As the world moves towards the new millennium, 11 countries of the European Union (EU) have begun to implement what could be counted as the most significant developments of the millennium.
The individual currencies of all these countries will be replaced by a single one called euro. Following this, all the inter-bank payments, exchange rate quotes, stock market quotes and new government bond issues will be denominated in this currency.
The advent of euro could result in the bargaining power of the EU improving significantly from the Indian context, says a report by the Bombay Stock Exchange (BSE) brokerage Khandwala Securities.
The report does not foresee any major impact on the Indian capital markets as far as the euro is concerned. At best, the move on the part of the Reserve Bank of India (RBI) to shift a part of the reserves from US dollar to euro may see a depreciation in the dollar vis-a-vis the rupee.
This may mean a slowdown in selling pressure from foreign institutional investors arising out of concerns over the exchange rate.
But the EU could put pressure on local manufacturers to curb margins as they would be having a huge market to offer for exporters in manufactured goods and textiles. This could result in the already strained producers losing out further, the report adds.
EU is India's largest trading partner and considering the country's closeness to its member-nations, there could be a substantial shift in the domestic foreign currency reserves from US dollars to the euro beyond 2000.
The key revenue generating sectors (exports) from Europe are manufactured goods, readymade garments and textile yarn, agriculture and allied products, and gems and jewellery. In the financial year 1998, exports of agriculture and allied products yielded $6.41 billion for India. Gems and jewellery fetched $5.12 billion, textile yarn $4.27 billion and readymade garments $3.7 billion.
In the case of imports, capital goods is the key item from Europe.

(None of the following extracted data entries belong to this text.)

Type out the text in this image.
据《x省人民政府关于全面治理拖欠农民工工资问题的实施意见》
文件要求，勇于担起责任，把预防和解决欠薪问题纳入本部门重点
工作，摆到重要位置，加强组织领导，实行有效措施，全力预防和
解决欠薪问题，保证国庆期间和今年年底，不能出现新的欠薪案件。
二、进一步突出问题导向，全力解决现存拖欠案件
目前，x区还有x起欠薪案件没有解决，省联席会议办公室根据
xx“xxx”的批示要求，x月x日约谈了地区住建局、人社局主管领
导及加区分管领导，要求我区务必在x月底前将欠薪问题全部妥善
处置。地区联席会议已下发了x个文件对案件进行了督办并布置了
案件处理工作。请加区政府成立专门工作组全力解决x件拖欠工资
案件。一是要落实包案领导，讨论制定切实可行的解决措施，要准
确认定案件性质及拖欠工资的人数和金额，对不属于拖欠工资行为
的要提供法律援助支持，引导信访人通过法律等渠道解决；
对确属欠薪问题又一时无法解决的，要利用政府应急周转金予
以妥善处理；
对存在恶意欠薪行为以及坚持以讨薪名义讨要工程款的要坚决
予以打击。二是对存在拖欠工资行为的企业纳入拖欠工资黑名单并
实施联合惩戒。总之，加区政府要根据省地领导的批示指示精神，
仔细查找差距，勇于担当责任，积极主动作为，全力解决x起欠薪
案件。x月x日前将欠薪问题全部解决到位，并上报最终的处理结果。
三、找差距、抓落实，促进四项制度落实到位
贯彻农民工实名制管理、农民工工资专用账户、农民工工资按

This exceeds our imports from the US as well, showing EU's strength in the sector. The imports of these products are mostly dependent on capital investments by the local industry. Given the size of the Indian markets and the labour-cost advantage that the country has, such investments should be large when a recovery occurs. The report concludes that in the medium-term, although the euro will take off some of the importance of the US dollar as the most preferred settlement currency, it would not be in a position to replace the same entirely.